Nuestra primera carta política, la de 1823, dice en su artículo 179 que: “Todo militar no es más que un ciudadano armado en defensa de la República”. Una definición de principios, clara y definitiva, que reconoce el carácter primordial del ciudadano al cual la sociedad le encomienda el monopolio de las armas.

En esa línea el país debía garantizarle nuevamente el voto a los militares, para que puedan ejercer a plenitud su ciudadanía. En las pocas elecciones en las que han podido ejercer el sufragio no ha existido ningún problema, puesto que lo han hecho de acuerdo a los padrones electorales como cualquier otro civil. Nadie ha notado ninguna actitud extraña ni menos que hayan sido “distraídos” de sus funciones.

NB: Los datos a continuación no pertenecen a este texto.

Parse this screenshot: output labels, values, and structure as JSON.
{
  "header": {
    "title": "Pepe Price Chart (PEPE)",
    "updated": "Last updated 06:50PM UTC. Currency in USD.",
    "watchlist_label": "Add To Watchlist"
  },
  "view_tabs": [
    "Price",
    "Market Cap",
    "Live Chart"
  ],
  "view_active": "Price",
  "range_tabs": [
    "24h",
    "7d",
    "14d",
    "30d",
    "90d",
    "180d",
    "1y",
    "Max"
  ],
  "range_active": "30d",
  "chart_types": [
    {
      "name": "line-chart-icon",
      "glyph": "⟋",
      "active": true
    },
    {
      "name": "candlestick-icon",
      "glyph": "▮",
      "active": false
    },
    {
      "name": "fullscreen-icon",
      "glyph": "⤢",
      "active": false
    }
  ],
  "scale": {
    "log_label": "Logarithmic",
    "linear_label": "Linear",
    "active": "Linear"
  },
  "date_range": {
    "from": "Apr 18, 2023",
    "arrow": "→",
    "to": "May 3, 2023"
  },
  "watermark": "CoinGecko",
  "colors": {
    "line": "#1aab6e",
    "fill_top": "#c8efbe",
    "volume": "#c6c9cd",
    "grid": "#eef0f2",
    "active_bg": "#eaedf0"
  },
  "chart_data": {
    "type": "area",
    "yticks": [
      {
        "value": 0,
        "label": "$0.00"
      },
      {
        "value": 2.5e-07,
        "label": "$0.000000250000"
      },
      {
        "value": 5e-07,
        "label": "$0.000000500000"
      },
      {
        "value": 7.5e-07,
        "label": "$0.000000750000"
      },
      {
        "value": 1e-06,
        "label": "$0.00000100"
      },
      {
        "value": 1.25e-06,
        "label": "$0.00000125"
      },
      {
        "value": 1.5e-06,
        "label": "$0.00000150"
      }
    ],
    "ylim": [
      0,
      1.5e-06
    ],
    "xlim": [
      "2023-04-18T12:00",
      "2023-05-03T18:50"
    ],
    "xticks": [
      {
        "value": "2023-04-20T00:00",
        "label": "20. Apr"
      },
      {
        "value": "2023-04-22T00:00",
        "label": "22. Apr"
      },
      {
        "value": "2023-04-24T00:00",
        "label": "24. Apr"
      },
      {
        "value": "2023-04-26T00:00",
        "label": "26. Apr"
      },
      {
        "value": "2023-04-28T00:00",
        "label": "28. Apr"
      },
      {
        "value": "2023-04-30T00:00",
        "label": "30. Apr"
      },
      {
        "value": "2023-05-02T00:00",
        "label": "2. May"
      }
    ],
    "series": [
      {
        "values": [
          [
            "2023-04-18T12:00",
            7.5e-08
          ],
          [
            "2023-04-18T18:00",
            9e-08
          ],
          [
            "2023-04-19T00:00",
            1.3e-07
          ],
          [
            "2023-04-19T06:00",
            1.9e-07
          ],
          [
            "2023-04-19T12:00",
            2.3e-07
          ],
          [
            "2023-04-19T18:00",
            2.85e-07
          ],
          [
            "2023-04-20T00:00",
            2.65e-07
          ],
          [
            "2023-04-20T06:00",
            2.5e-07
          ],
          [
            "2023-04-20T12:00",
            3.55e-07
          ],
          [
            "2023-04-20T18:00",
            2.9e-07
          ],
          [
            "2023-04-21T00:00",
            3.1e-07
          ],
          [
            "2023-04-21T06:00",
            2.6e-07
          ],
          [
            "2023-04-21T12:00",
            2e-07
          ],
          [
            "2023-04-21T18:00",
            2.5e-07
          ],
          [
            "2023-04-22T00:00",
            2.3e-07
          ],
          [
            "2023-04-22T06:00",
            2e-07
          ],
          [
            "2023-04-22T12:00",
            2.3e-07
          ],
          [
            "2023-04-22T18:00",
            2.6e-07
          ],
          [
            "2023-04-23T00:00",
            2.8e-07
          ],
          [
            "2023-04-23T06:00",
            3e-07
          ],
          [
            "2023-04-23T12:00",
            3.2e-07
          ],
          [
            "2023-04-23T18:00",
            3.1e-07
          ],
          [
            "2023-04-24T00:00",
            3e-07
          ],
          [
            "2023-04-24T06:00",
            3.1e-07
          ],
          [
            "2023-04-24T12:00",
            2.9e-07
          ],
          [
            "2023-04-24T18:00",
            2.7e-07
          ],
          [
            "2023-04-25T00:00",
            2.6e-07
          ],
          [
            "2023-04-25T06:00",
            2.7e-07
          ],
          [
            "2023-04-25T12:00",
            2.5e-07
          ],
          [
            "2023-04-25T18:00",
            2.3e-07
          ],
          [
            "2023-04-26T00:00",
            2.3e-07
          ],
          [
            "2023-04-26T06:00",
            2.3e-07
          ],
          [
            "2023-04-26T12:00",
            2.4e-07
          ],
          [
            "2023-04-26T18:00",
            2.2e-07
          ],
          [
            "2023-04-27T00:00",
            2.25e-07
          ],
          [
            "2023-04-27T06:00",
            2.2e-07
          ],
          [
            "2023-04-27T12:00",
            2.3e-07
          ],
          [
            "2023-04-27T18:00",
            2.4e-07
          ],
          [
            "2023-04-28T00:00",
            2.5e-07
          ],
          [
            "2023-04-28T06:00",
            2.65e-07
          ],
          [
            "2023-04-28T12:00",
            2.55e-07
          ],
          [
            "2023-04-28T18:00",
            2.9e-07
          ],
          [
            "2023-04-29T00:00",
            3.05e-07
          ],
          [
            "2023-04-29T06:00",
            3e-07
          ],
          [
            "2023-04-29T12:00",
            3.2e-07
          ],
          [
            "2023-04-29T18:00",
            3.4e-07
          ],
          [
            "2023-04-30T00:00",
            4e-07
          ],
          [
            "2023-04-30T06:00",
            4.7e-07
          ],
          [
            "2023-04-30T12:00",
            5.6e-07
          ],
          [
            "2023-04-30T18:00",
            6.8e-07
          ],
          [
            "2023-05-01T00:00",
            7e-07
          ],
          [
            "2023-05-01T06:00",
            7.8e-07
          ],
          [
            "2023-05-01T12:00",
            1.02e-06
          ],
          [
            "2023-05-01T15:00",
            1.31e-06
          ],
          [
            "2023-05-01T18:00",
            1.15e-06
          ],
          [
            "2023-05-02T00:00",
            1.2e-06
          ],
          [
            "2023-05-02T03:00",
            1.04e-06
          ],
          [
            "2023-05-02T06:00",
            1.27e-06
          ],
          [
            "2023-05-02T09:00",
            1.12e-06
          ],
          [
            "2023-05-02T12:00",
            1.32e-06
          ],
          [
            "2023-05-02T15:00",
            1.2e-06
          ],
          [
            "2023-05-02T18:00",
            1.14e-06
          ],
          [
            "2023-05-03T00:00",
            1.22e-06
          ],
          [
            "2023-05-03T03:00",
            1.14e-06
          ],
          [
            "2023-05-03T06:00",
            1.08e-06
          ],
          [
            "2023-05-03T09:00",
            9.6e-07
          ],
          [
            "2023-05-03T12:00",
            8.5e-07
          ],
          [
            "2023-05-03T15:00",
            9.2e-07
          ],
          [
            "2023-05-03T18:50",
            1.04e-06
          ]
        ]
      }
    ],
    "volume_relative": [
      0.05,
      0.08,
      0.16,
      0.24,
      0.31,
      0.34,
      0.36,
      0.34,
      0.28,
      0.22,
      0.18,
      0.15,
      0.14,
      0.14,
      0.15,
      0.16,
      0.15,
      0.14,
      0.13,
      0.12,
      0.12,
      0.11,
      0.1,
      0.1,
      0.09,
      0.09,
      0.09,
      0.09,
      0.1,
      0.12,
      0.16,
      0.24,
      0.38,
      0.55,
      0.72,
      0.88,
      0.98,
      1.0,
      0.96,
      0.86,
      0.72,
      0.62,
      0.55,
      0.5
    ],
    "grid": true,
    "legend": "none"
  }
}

Al contrario, ha servido para que dejen de ser considerados como marginados en el debate de los destinos del país.

Otra cosa muy diferente es que como institución estatal las Fuerzas Armadas no sean deliberantes, esto es no pueden tomar decisiones, por la sencilla razón de que en la estructura constitucional son parte del Poder Ejecutivo y están bajo el comando supremo del presidente de la República.

El voto a los ciudadanos que sirven en las fuerzas armadas es práctica universal. Ojalá que los oscuros consejeros del militarismo fascista y oligárquico sean desoídos y que nuestros militares no rememoren dictaduras sino que se identifiquen con personajes como Ramón Castilla o Miguel Grau, soldados de la ley.